Microsoft has priced the new Surface Duo too high for everyone but tech enthusiasts and the most avid users of the company's office productivity suite, industry observers said.
The company announced last week that it would release the $1,400 gadget on Sept. 10. To justify the high starting price, Microsoft touted the Android-based Surface Duo's two screens to form an 8.1-inch display.
The feature is equivalent to having two monitors with a desktop computer. Users of Microsoft's office suite, now called Microsoft 365, would benefit the most. For example, they could have a Teams videoconference open on one screen while giving a PowerPoint presentation on the other. Alternatively, a user could review their Outlook calendar while discussing possible meeting dates via email.
Irwin LazarAnalyst, Nemertes Research
Analysts are skeptical that the Surface Duo's multitasking capabilities are enough for mainstream success. "At a list price of $1,400, with a poor camera and no support for 5G, I don't see this device gaining any traction in the market," said Irwin Lazar, a Nemertes Research analyst.
Productivity as a differentiator
Other analysts see it a bit differently. Microsoft might find fans among 365 users who struggle with using multiple office apps on a regular smartphone, said independent tech analyst Eric Klein.

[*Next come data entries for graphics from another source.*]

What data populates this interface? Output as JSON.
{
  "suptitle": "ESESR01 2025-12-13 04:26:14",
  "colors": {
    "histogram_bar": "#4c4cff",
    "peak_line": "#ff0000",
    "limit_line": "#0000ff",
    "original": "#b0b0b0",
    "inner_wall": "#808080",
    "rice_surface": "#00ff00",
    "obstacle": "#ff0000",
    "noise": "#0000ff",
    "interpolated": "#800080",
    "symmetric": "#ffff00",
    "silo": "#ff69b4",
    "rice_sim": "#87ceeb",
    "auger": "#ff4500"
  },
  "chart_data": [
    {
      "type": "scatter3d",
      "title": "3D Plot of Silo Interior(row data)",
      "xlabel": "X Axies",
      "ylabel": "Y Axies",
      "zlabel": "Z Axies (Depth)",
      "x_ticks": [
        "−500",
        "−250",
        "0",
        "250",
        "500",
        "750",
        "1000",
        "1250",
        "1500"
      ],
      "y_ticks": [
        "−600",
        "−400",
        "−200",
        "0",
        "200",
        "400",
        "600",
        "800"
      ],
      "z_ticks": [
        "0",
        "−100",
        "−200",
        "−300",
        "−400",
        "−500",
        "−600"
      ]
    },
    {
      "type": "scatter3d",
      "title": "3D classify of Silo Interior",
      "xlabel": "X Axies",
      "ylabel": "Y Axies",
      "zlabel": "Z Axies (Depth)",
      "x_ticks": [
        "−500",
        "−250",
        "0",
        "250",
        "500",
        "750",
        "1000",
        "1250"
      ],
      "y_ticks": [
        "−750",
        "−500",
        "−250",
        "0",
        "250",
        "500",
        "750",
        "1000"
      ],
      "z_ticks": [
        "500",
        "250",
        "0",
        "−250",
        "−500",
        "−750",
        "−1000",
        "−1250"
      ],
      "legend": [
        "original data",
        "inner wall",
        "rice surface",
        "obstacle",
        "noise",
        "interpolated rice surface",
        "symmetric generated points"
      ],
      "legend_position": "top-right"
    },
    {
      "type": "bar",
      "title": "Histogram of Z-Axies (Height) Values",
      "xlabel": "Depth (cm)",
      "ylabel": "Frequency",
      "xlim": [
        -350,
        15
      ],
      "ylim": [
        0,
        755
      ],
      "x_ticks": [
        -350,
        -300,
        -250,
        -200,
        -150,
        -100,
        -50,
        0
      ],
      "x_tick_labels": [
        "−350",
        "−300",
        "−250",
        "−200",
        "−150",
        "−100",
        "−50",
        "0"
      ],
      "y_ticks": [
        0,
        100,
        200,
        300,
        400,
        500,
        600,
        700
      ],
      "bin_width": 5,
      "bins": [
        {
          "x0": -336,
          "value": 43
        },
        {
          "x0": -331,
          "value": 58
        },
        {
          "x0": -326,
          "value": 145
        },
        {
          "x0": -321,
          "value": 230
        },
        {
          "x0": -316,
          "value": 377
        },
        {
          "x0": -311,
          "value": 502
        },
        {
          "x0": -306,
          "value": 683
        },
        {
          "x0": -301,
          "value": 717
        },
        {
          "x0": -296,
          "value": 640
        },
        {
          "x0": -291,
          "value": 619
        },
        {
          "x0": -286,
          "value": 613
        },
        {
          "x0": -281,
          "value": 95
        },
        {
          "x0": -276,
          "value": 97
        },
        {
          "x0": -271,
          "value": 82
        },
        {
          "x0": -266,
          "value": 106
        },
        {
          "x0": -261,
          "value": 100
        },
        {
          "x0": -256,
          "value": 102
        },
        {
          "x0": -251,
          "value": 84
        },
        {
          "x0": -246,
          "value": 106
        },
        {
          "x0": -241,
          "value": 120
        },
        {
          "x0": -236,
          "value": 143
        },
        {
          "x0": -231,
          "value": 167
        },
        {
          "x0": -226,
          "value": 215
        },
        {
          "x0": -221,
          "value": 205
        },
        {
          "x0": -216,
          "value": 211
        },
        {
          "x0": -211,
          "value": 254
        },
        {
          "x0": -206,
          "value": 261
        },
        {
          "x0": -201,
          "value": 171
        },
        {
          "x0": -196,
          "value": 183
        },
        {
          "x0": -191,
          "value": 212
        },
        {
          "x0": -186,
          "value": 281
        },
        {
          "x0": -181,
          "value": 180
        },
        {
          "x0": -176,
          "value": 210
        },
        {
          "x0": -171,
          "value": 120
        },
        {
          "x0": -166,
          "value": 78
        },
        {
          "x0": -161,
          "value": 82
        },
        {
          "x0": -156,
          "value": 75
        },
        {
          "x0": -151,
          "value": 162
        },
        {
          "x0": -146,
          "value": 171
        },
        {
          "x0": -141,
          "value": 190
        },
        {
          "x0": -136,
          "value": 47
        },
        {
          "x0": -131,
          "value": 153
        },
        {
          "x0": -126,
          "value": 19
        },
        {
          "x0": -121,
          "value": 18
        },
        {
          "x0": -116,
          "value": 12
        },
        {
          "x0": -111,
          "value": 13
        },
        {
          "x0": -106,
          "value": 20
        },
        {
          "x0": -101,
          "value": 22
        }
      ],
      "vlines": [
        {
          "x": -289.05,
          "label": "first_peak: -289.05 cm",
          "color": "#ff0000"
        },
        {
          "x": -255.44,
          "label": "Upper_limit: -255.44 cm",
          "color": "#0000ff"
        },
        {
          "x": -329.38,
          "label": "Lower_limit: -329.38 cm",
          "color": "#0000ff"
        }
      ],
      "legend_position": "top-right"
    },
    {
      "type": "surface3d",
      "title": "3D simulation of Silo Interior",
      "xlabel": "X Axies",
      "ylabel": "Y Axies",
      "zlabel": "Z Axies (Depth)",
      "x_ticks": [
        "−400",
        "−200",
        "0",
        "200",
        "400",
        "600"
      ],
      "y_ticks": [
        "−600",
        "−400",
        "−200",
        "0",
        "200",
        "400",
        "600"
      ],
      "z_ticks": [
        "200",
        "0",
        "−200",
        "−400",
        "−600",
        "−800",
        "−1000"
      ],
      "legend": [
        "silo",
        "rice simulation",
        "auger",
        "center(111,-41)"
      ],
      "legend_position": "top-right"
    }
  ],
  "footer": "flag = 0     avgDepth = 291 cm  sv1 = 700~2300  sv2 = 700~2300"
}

Therefore, Microsoft's decision to highlight the Surface Duo's value to 365 usersis a "good differentiator" from Samsung and Apple phones, said Gartner analyst Tuong Nguyen. Both of those companies have focused on consumers with features like high-quality cameras.

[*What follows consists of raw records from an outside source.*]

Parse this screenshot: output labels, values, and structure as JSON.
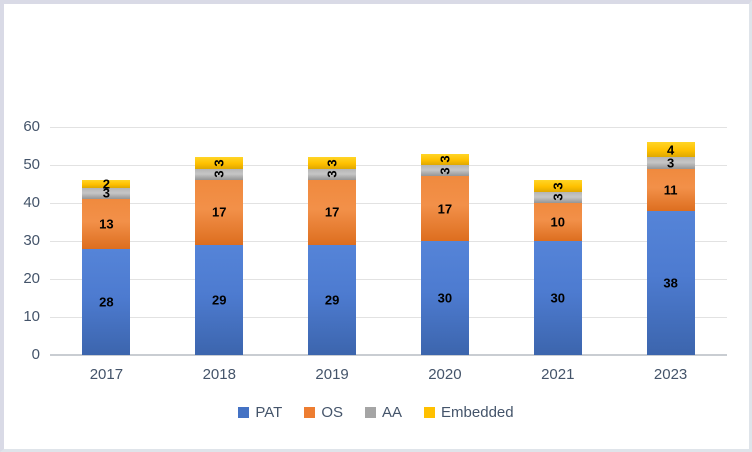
{
  "figure": {
    "background": "#ffffff",
    "border_color": "#d9dae6"
  },
  "chart_data": {
    "type": "bar",
    "stacked": true,
    "title": "",
    "xlabel": "",
    "ylabel": "",
    "categories": [
      "2017",
      "2018",
      "2019",
      "2020",
      "2021",
      "2023"
    ],
    "series": [
      {
        "name": "PAT",
        "color": "#4472C4",
        "values": [
          28,
          29,
          29,
          30,
          30,
          38
        ],
        "label_rotated": [
          false,
          false,
          false,
          false,
          false,
          false
        ]
      },
      {
        "name": "OS",
        "color": "#ED7D31",
        "values": [
          13,
          17,
          17,
          17,
          10,
          11
        ],
        "label_rotated": [
          false,
          false,
          false,
          false,
          false,
          false
        ]
      },
      {
        "name": "AA",
        "color": "#A5A5A5",
        "values": [
          3,
          3,
          3,
          3,
          3,
          3
        ],
        "label_rotated": [
          false,
          true,
          true,
          true,
          true,
          false
        ]
      },
      {
        "name": "Embedded",
        "color": "#FFC000",
        "values": [
          2,
          3,
          3,
          3,
          3,
          4
        ],
        "label_rotated": [
          false,
          true,
          true,
          true,
          true,
          false
        ]
      }
    ],
    "totals": [
      46,
      52,
      52,
      53,
      46,
      56
    ],
    "ylim": [
      0,
      60
    ],
    "yticks": [
      0,
      10,
      20,
      30,
      40,
      50,
      60
    ],
    "grid": true,
    "data_labels": true,
    "legend_position": "bottom",
    "axis_text_color": "#44546a",
    "gridline_color": "#e2e2e2",
    "baseline_color": "#c9cdd2",
    "data_label_color": "#000000"
  }
}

Time will tell whether the benefits to 365 users are enough to make Surface Duo a sales success.
"Most efforts to create a new class of device have failed, as it's difficult to convince someone to carry something other than a phone, tablet or laptop," Lazar said. "In looking at this device, I don't see that it offers any significant benefit compared to a traditional tablet or smartphone."
Klein agreed that people with multiple devices already have enough portable screens to consult one app while making changes in another. "That's really the barrier to entry. People have made investments in their devices already," he said.
For enterprises, the price of the Surface Duo will be a significant hurdle, Klein said. Microsoft would have to come down in price considerably before companies would buy the product en masse.
For now, the Surface Duo's most likely buyer is a hard-core 365 user, or a tech enthusiast attracted to the novelty of the device, analysts said. That might be OK with Microsoft. The company is unlikely to expect its unusual smartphone to be a smash hit today, Nguyen said.
"I think the goal is to demonstrate Microsoft's vision of what the paradigm of smartphone productivity should be."